New continuous integration documentation

I've added a new KB article about our continuous integration setup.

https://staff.vanillaforums.com/kb/articles/140-continuous-integration

It gives an overview of our CircleCI & Chromatic integrations.

Comments

  • This CI stuff seems pretty cool - I'm be curious to know how what the impact is to our own development and how that might provide a benefits to our customers.

    I always love to have more cool dev reasons why Vanilla is the best community software :)

  • The Travis -> CircleCI move was mostly about our developer experience. It's mostly just a better product that runs faster, and has more integrations.

    One of those integrations is mentioned in the article: Chromatic. This is part of us starting to take our UI and theme development a lot more seriously. All new components are going to into this and we are gradually adding older ones. This should drastically reduce the amount of UI bugs that occur as components get added into the new system because developers will be prompted for confirmation if they accidentally make an unintended change.

  • Thanks @Adam Charron this is really helpful.

    From a sales perspective, I'd probably boil this down to something like this:

    At the end of the day, this just makes our development process more efficient and reliable. As a leading community solution provider, we're implementing the latest and greatest dev practices to make Vanilla even better.


    I found something interesting on the web, that I'm sharing below.

    9 Benefits of Continuous Integration

    The benefits of Continuous Integration, Delivery, and Deployment are clear. However, the process to building the pipeline to do Continuous Delivery or Deployment isn’t always easy. But that doesn’t mean you shouldn’t do it. We believe that modern development teams are working their way up to Continuous Deployment. That’s why we suggest getting started with automated testing through Continuous Integration today. With automated tests on each new commit, Continuous Integration is a great way to increase code quality. Here are our top nine reasons why we think every development team should be doing Continuous Integration.

    1. Manual Tests Are Only a Snapshot

    How many times have you heard a team member say “it worked locally.” In their defense, it likely did work locally. However, when they tested it locally they were testing on a snapshot of your code base and by the time they pushed, things changed. Continuous Integration tests your code against the current state of your code base and always in the same (production-like) environment, so you can spot any integration challenges right away.

    2. Increase Your Code Coverage

    Think your tests cover most of your code? Well, think again. A CI server can check your code for test coverage. Now, every time you commit something new without any tests, you will feel the shame that comes with having your coverage percentage go down because of your changes. Seeing code coverage increase over time is a motivator for the team to write tests.3. Increase Visibility Across the Team

    Continuous Integration inspires transparency and accountability across your team. The results of your tests should be displayed on your build pipeline. If a build passes, that increases the confidence of the team. If it fails, you can easily ask team members to help you determine what may have gone wrong. Just like code review, testing should be a transparent process amongst team members.

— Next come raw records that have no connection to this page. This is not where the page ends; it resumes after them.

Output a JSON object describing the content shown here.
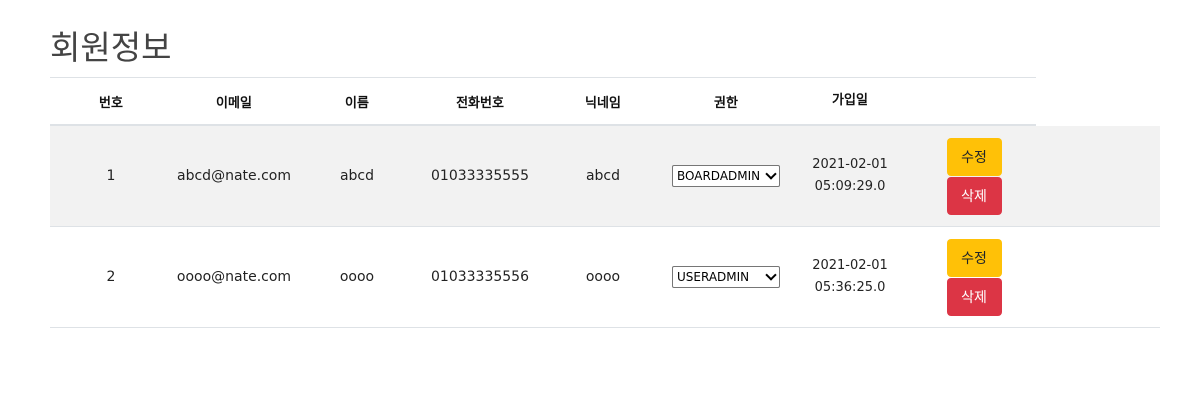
{
  "page": {
    "title": "회원정보"
  },
  "table": {
    "headers": {
      "no": "번호",
      "email": "이메일",
      "name": "이름",
      "phone": "전화번호",
      "nickname": "닉네임",
      "role": "권한",
      "joined": "가입일",
      "actions": ""
    },
    "rows": [
      {
        "no": "1",
        "email": "abcd@nate.com",
        "name": "abcd",
        "phone": "01033335555",
        "nickname": "abcd",
        "role": "BOARDADMIN",
        "joined_date": "2021-02-01",
        "joined_time": "05:09:29.0",
        "edit_label": "수정",
        "delete_label": "삭제"
      },
      {
        "no": "2",
        "email": "oooo@nate.com",
        "name": "oooo",
        "phone": "01033335556",
        "nickname": "oooo",
        "role": "USERADMIN",
        "joined_date": "2021-02-01",
        "joined_time": "05:36:25.0",
        "edit_label": "수정",
        "delete_label": "삭제"
      }
    ]
  },
  "colors": {
    "edit_button": "#ffc107",
    "delete_button": "#dc3545",
    "striped_row": "#f2f2f2"
  },
  "icons": {
    "select_arrow": "chevron-down-icon"
  }
}
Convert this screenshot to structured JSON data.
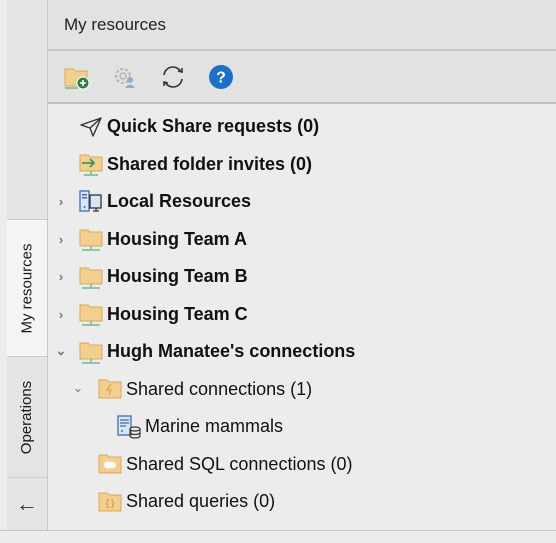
{
  "sidebar": {
    "tabs": [
      {
        "label": "My resources",
        "active": true
      },
      {
        "label": "Operations",
        "active": false
      }
    ],
    "collapse_icon": "arrow-left-icon",
    "collapse_glyph": "←"
  },
  "panel": {
    "title": "My resources",
    "toolbar": [
      {
        "name": "new-folder-button",
        "icon": "folder-add-icon"
      },
      {
        "name": "settings-user-button",
        "icon": "gear-user-icon",
        "disabled": true
      },
      {
        "name": "refresh-button",
        "icon": "refresh-icon"
      },
      {
        "name": "help-button",
        "icon": "help-icon",
        "glyph": "?"
      }
    ]
  },
  "tree": {
    "chevron_collapsed": "›",
    "chevron_expanded": "⌄",
    "items": [
      {
        "label": "Quick Share requests (0)",
        "icon": "paper-plane-icon",
        "level": 0,
        "expandable": false
      },
      {
        "label": "Shared folder invites (0)",
        "icon": "shared-folder-invite-icon",
        "level": 0,
        "expandable": false
      },
      {
        "label": "Local Resources",
        "icon": "computer-icon",
        "level": 0,
        "expandable": true,
        "expanded": false
      },
      {
        "label": "Housing Team A",
        "icon": "network-folder-icon",
        "level": 0,
        "expandable": true,
        "expanded": false
      },
      {
        "label": "Housing Team B",
        "icon": "network-folder-icon",
        "level": 0,
        "expandable": true,
        "expanded": false
      },
      {
        "label": "Housing Team C",
        "icon": "network-folder-icon",
        "level": 0,
        "expandable": true,
        "expanded": false
      },
      {
        "label": "Hugh Manatee's connections",
        "icon": "network-folder-icon",
        "level": 0,
        "expandable": true,
        "expanded": true
      },
      {
        "label": "Shared connections (1)",
        "icon": "connections-folder-icon",
        "level": 1,
        "expandable": true,
        "expanded": true
      },
      {
        "label": "Marine mammals",
        "icon": "database-connection-icon",
        "level": 2,
        "expandable": false
      },
      {
        "label": "Shared SQL connections (0)",
        "icon": "sql-folder-icon",
        "level": 1,
        "expandable": false
      },
      {
        "label": "Shared queries (0)",
        "icon": "queries-folder-icon",
        "level": 1,
        "expandable": false
      }
    ]
  },
  "colors": {
    "folder": "#f3cf8f",
    "folder_edge": "#d9a95a",
    "network": "#6fb889",
    "help_blue": "#1e6fc8",
    "add_green": "#2e7d4f"
  }
}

    4. Deploy Your Code to Production

    A CI system can automatically deploy your code to staging or even production if all the tests within a specific branch are green. This is what is formally known as Continuous Deployment. Changes before being merged can be made visible in a dynamic staging environment, and once they are merged these can be deployed directly to a central staging, pre-production, or production environment.

    5. Build Stuff Now

    All your tests are green and the coverage is good, but you don’t handle code that needs to be deployed? No worries! CI servers can also trigger build and compilation processes that will take care of your needs in no time. No more having to sit in front of your terminal waiting for the build to finish, only to have it fail at the last second. You can run any long-running processes as a part of your CI builds and the CI system will notify you if anything goes wrong, even restarting or triggering certain processes if needed.

    6. Build Stuff Faster

    With parallel build support, you can split your tests and build processes over different machines (VMs/containers), so the total build time will be much shorter than if you ran it locally. This also means you’ll consume fewer local resources, so you can continue working on something else while the builds run.

    7. Never Ship Broken Code

    Using continuous integration means that all code is tested and only merged when all tests pass. Therefore, it’s much less likely that your master builds are broken and broken code is shipped to production. In the unlikely event that your master build is broken, let your CI system trigger a warning to all developers: some companies install a little warning light in the office that lights up if this happens!

    8. Decrease Code Review Time

    You can have your CI and Version Control System communicate with each other and tell you when a merge request is good to merge: the tests have passed and it meets all requirements. In addition, even the difference in code coverage can be reported right in the merge request. This can dramatically reduce the time it takes to review a merge request.

    9. Build Repeatable Processes

    Today’s pace of innovation requires development teams to deliver high-quality software faster than their competition. Modern development teams are building ef cient software delivery engines by creating repeatable processes that standardize development best practices. With automated testing, your code is tested in the same way for every change, so you can trust that every change is tested before it goes to production.